Just an hour or two later, my nurse came in and told me that Alanna had ordered an ultrasound. The ultrasound technician came to my room and I laid back and waited for the results. Alanna came back to the room, to wait for the results. I told her she didn’t need to come back (look at me being so polite, what the hell did I know?) She clearly felt differently. Not only did she need to be there, but she told me to call Johan and have him come back to the hospital. He should spend the night, she said. Honestly, I’m still not really sure what she saw on that ultrasound to lead her to this conclusion. I’ll have to remember to ask her when I see her again.
Johan returned and we settled in for the night. Sort of. The nurse kept returning, asking me to turn over about every 45 minutes. I wasn’t getting much sleep. (Plus I was still pregnant at this point, so every other time they came to the room I had to get up and pee.) But at midnight she came and in told me they were removing the Cervidil. Alanna would be in shortly to tell me more.
Alanna did come to deliver the news. I would not be having a natural birth. Baby Jack was not tolerating contractions. And this was barely early labor contractions. It was like pre-early labor contractions. She didn’t see anyway that he would survive labor. I would be having a c-section.

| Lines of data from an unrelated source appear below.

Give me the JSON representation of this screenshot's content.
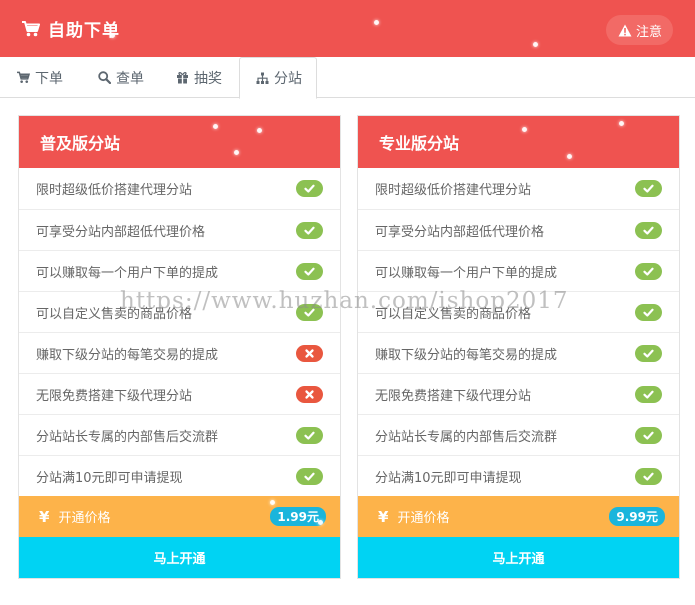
{
  "header": {
    "title": "自助下单",
    "notice_label": "注意",
    "cart_icon": "shopping-cart-icon",
    "notice_icon": "warning-icon"
  },
  "tabs": [
    {
      "label": "下单",
      "icon": "cart-icon",
      "active": false
    },
    {
      "label": "查单",
      "icon": "search-icon",
      "active": false
    },
    {
      "label": "抽奖",
      "icon": "gift-icon",
      "active": false
    },
    {
      "label": "分站",
      "icon": "sitemap-icon",
      "active": true
    }
  ],
  "plans": [
    {
      "title": "普及版分站",
      "features": [
        {
          "text": "限时超级低价搭建代理分站",
          "included": true
        },
        {
          "text": "可享受分站内部超低代理价格",
          "included": true
        },
        {
          "text": "可以赚取每一个用户下单的提成",
          "included": true
        },
        {
          "text": "可以自定义售卖的商品价格",
          "included": true
        },
        {
          "text": "赚取下级分站的每笔交易的提成",
          "included": false
        },
        {
          "text": "无限免费搭建下级代理分站",
          "included": false
        },
        {
          "text": "分站站长专属的内部售后交流群",
          "included": true
        },
        {
          "text": "分站满10元即可申请提现",
          "included": true
        }
      ],
      "price_label": "开通价格",
      "price_symbol": "¥",
      "price": "1.99元",
      "button_label": "马上开通"
    },
    {
      "title": "专业版分站",
      "features": [
        {
          "text": "限时超级低价搭建代理分站",
          "included": true
        },
        {
          "text": "可享受分站内部超低代理价格",
          "included": true
        },
        {
          "text": "可以赚取每一个用户下单的提成",
          "included": true
        },
        {
          "text": "可以自定义售卖的商品价格",
          "included": true
        },
        {
          "text": "赚取下级分站的每笔交易的提成",
          "included": true
        },
        {
          "text": "无限免费搭建下级代理分站",
          "included": true
        },
        {
          "text": "分站站长专属的内部售后交流群",
          "included": true
        },
        {
          "text": "分站满10元即可申请提现",
          "included": true
        }
      ],
      "price_label": "开通价格",
      "price_symbol": "¥",
      "price": "9.99元",
      "button_label": "马上开通"
    }
  ],
  "watermark": "https://www.huzhan.com/ishop2017",
  "colors": {
    "header": "#ef5350",
    "check": "#8cc152",
    "cross": "#e9573f",
    "price_bar": "#fdb34a",
    "price_badge": "#1ab5dc",
    "button": "#00d3f3"
  }
}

{This was the second blow. I had desperately wanted to deliver naturally. Although in much hindsight, not having to push a baby out of my vagina wasn’t so bad. ~ See, finally seeing the upside here…}
Alanna told me that I would have a c-section around 7 or 9 the following morning, depending on what was on the schedule. The removal of the Cervidil did not immediately cease contractions, but Johan and I settled in again, determined to get some sleep before the surgery in the morning. Unfortunately removing the Cervidil does not immediately cease contractions (apparently when you start messing with your body, it’s not so quick to just go back to normal) and because of the ongoing contractions, Baby Jack continued to struggle. I was still being instructed to turn over on a regular basis. This sleep pattern was clearly just meant to prepare me for bringing an infant home.

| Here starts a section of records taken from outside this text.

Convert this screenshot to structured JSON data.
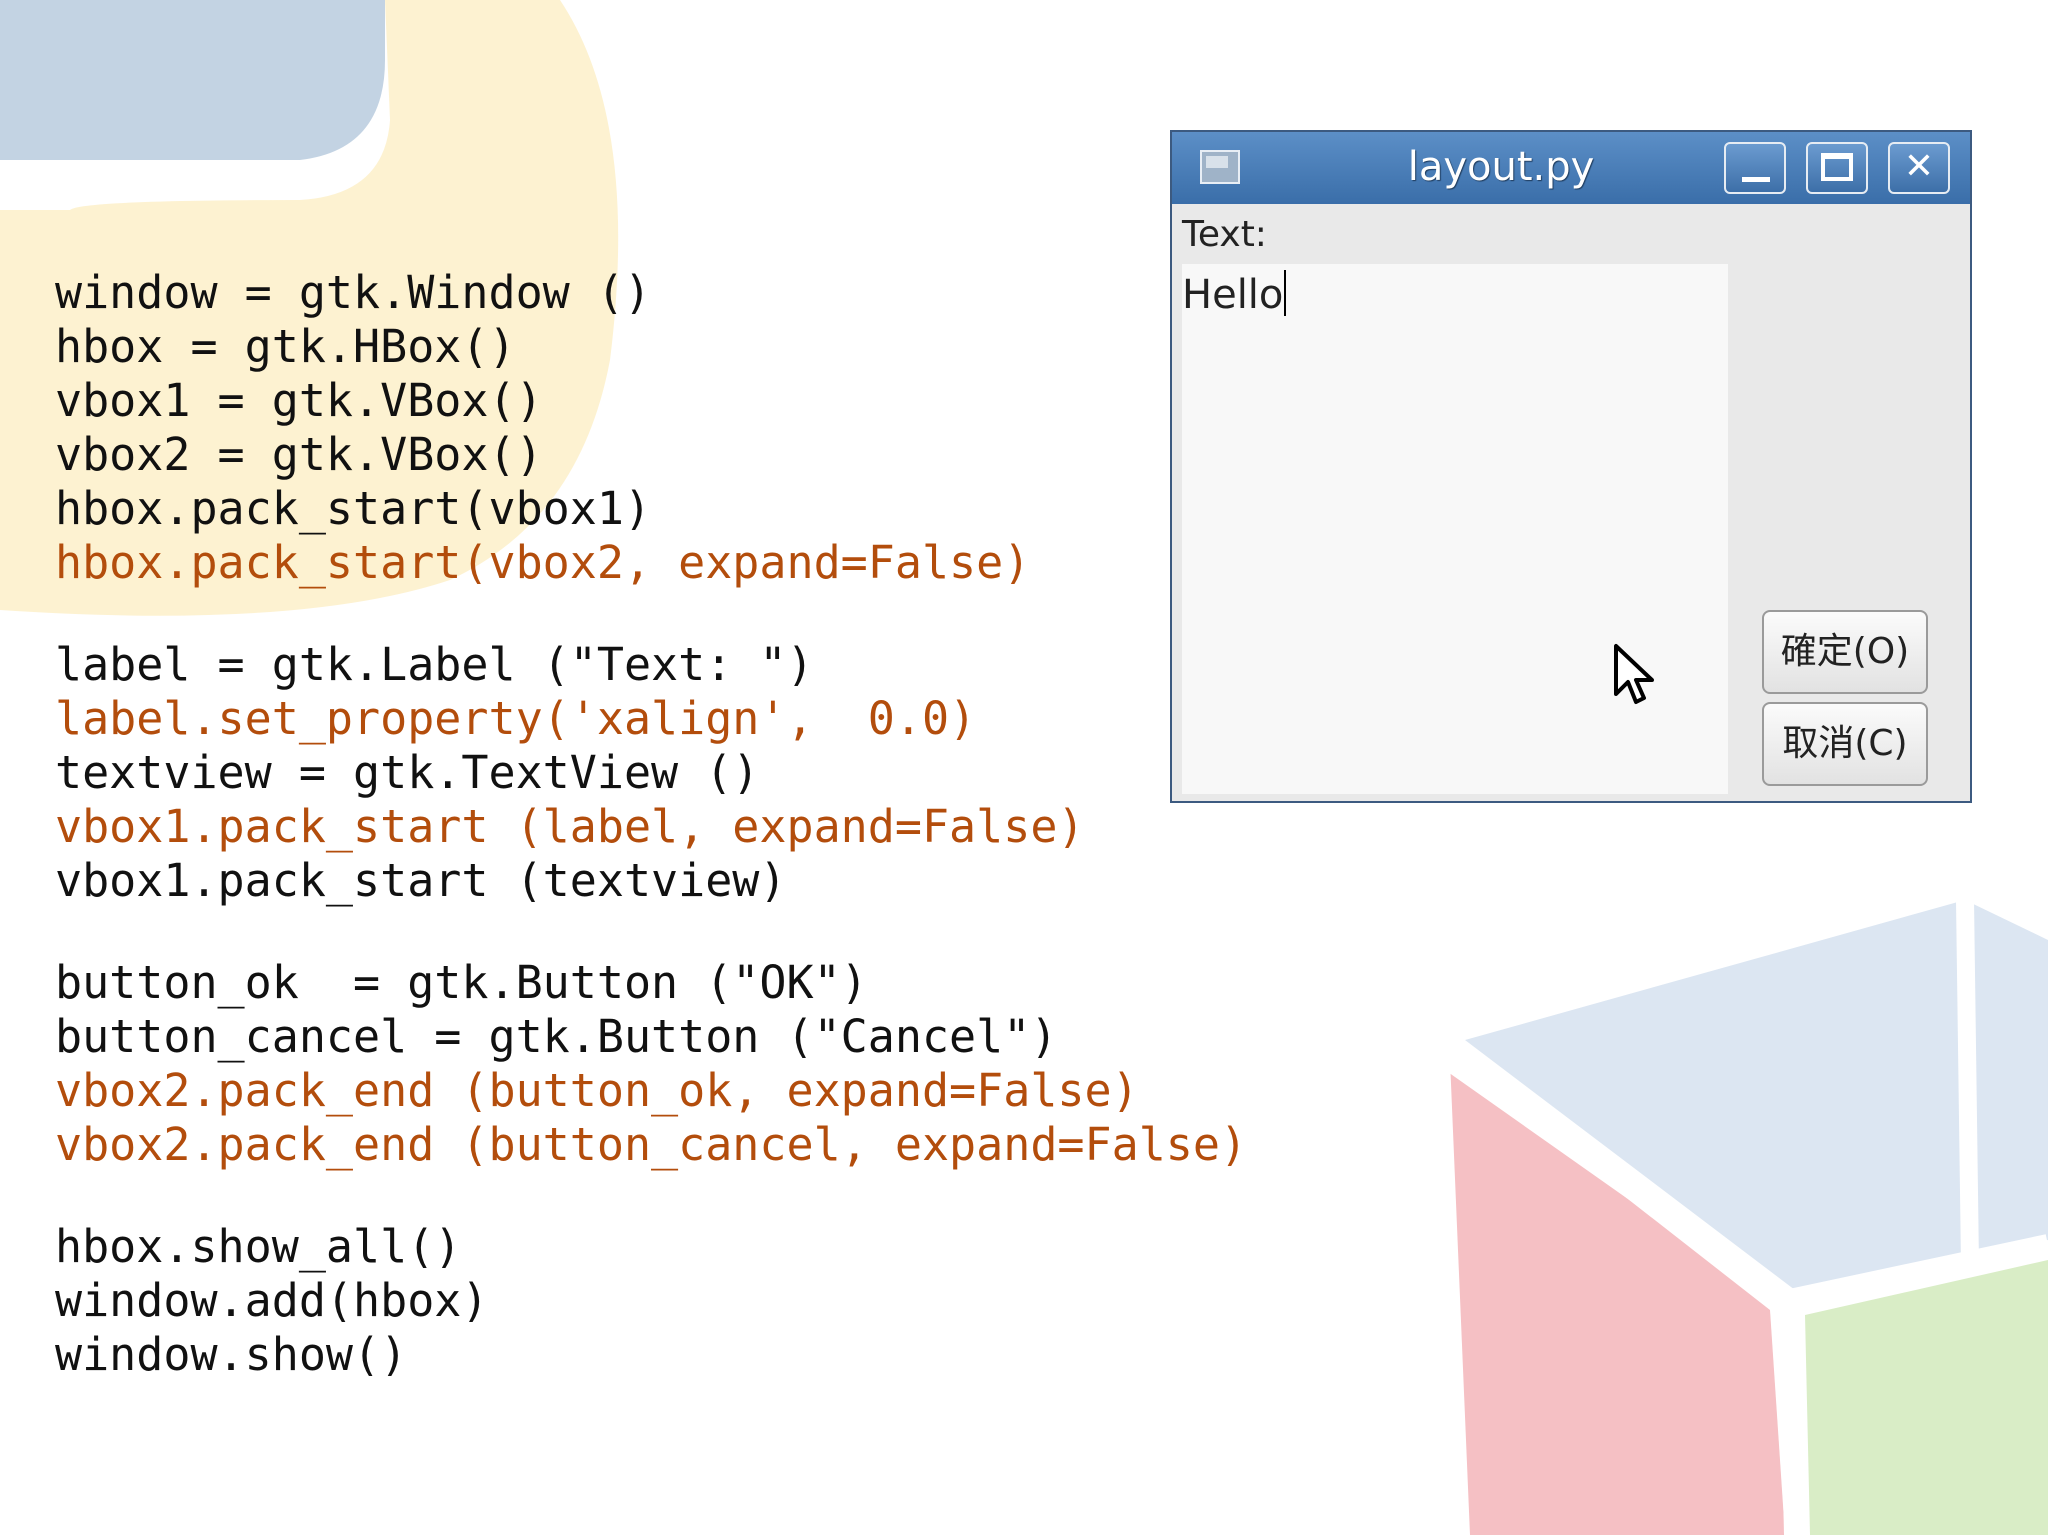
{
  "code": {
    "blocks": [
      [
        {
          "text": "window = gtk.Window ()",
          "highlight": false
        },
        {
          "text": "hbox = gtk.HBox()",
          "highlight": false
        },
        {
          "text": "vbox1 = gtk.VBox()",
          "highlight": false
        },
        {
          "text": "vbox2 = gtk.VBox()",
          "highlight": false
        },
        {
          "text": "hbox.pack_start(vbox1)",
          "highlight": false
        },
        {
          "text": "hbox.pack_start(vbox2, expand=False)",
          "highlight": true
        }
      ],
      [
        {
          "text": "label = gtk.Label (\"Text: \")",
          "highlight": false
        },
        {
          "text": "label.set_property('xalign',  0.0)",
          "highlight": true
        },
        {
          "text": "textview = gtk.TextView ()",
          "highlight": false
        },
        {
          "text": "vbox1.pack_start (label, expand=False)",
          "highlight": true
        },
        {
          "text": "vbox1.pack_start (textview)",
          "highlight": false
        }
      ],
      [
        {
          "text": "button_ok  = gtk.Button (\"OK\")",
          "highlight": false
        },
        {
          "text": "button_cancel = gtk.Button (\"Cancel\")",
          "highlight": false
        },
        {
          "text": "vbox2.pack_end (button_ok, expand=False)",
          "highlight": true
        },
        {
          "text": "vbox2.pack_end (button_cancel, expand=False)",
          "highlight": true
        }
      ],
      [
        {
          "text": "hbox.show_all()",
          "highlight": false
        },
        {
          "text": "window.add(hbox)",
          "highlight": false
        },
        {
          "text": "window.show()",
          "highlight": false
        }
      ]
    ]
  },
  "window": {
    "title": "layout.py",
    "minimize_glyph": "",
    "maximize_glyph": "",
    "close_glyph": "✕",
    "label_text": "Text:",
    "textview_value": "Hello",
    "ok_button": "確定(O)",
    "cancel_button": "取消(C)"
  },
  "colors": {
    "code_text": "#111111",
    "code_highlight": "#b34d0c",
    "titlebar": "#4a7fbb"
  }
}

I’m not exactly sure what they saw on the screen, but at 3 am, Alanna advised me that it was time. We could not wait until 9am or even 7am. Baby Jack had to come out now. From there it was a flurry of activity, preparing both me and my husband for what was going to happen over the next hour.
We were walked through what was about to happen and medications were started. I spoke to Alanna and the obstetrician. I met with the anesthesiologist and the nurses helped me change from my comfy nightgown to a hospital gown. We were walked over to the operating room. I received the anesthesia and immediately began to shiver uncontrollably. I felt nauseous and was given meds for that. It felt like an eternity before Johan was let into the room to be with me.

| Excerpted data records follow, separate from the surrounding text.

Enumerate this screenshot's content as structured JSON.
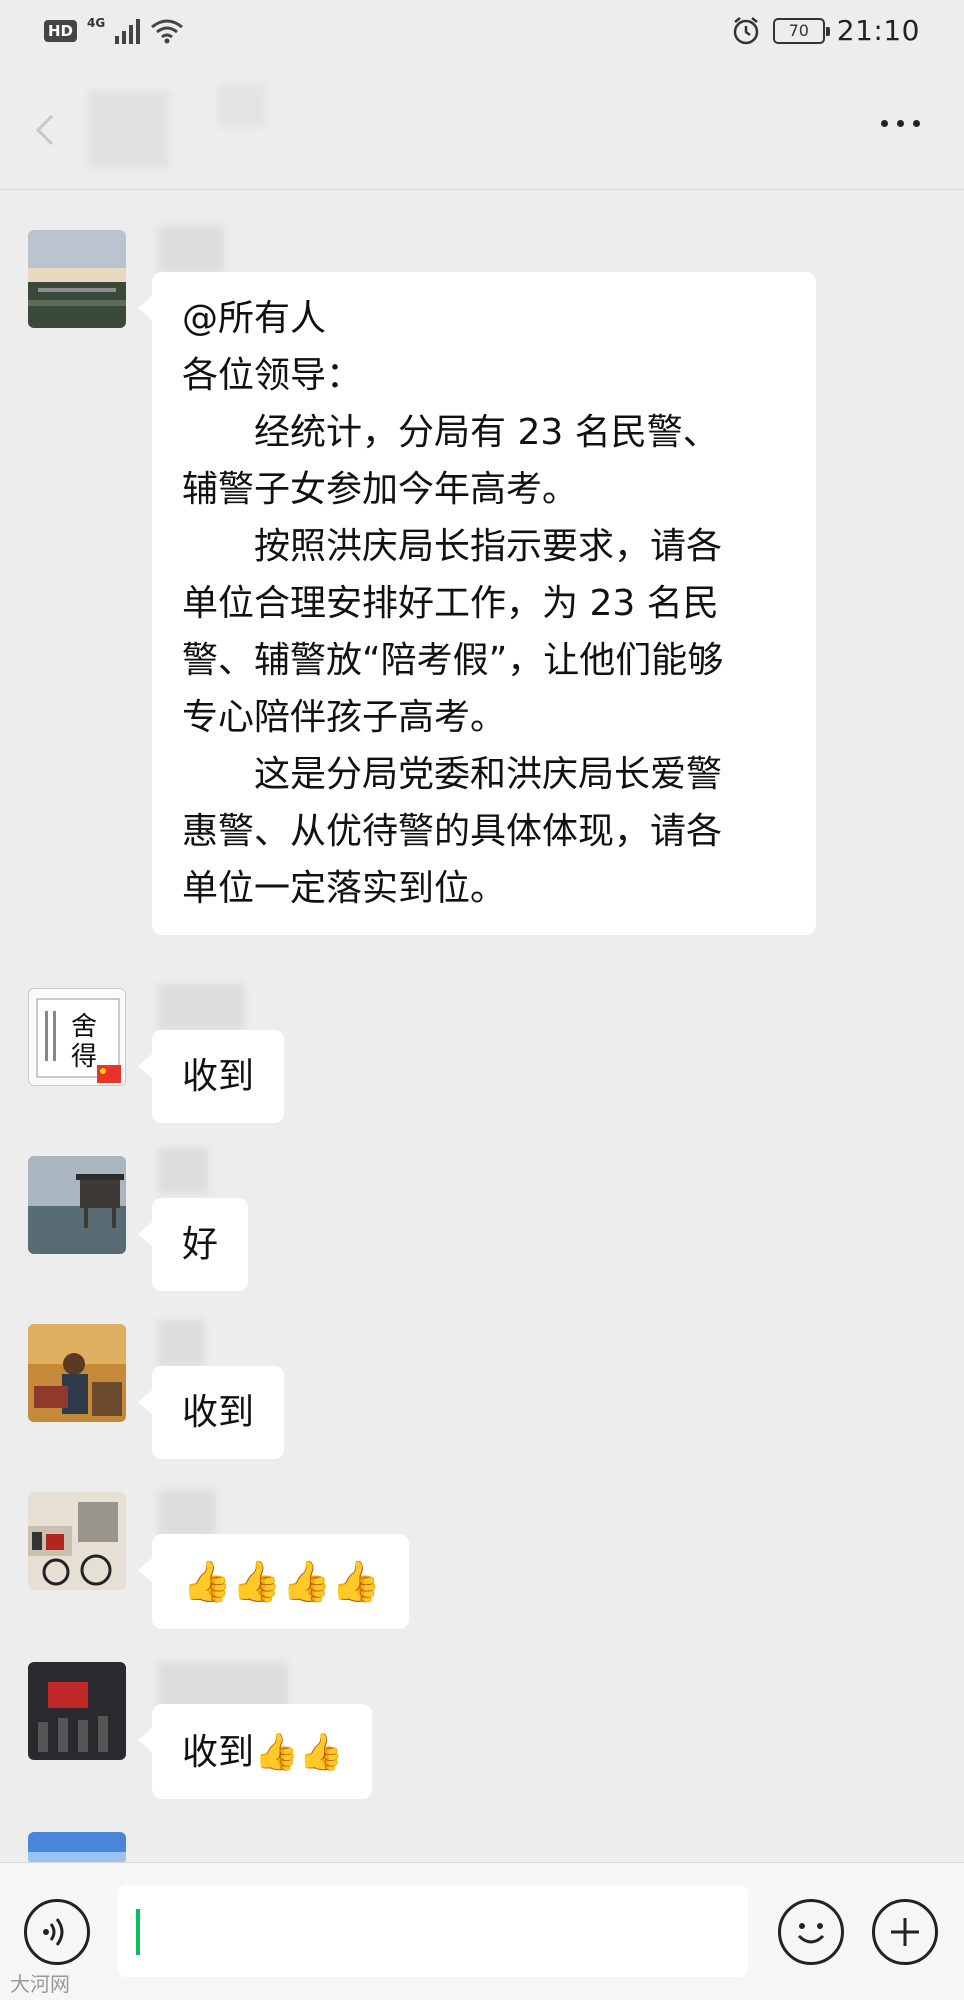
{
  "status_bar": {
    "hd": "HD",
    "network": "4G",
    "battery": "70",
    "time": "21:10"
  },
  "messages": [
    {
      "lines": [
        "@所有人",
        "各位领导：",
        "经统计，分局有 23 名民警、",
        "辅警子女参加今年高考。",
        "按照洪庆局长指示要求，请各",
        "单位合理安排好工作，为 23 名民",
        "警、辅警放“陪考假”，让他们能够",
        "专心陪伴孩子高考。",
        "这是分局党委和洪庆局长爱警",
        "惠警、从优待警的具体体现，请各",
        "单位一定落实到位。"
      ]
    },
    {
      "text": "收到"
    },
    {
      "text": "好"
    },
    {
      "text": "收到"
    },
    {
      "text": "👍👍👍👍"
    },
    {
      "text": "收到👍👍"
    }
  ],
  "avatar_texts": {
    "calligraphy": "舍得"
  },
  "watermark": "大河网"
}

He held my hand while my baby was removed from me. He held my hand while we waited for him to cry. He watched as best he could to see what the doctor was doing, to be able to reassure me that every thing was ok. And thankfully, it was. For the most part, but I’ll elaborate on Jack’s early days in another post, this post has already gotten far too long.
Johan and Jack left for the nursery and I lay on the table, being sewn up, waiting to hold my tiny baby boy.
What a story and I’m so glad it has a happy ending. Good luck with Baby Jack (my wife’s favorite name, by the way). And thanks for the follow 😀
Thanks so much! We were definitely lucky and so thankful for the excellent medical staff.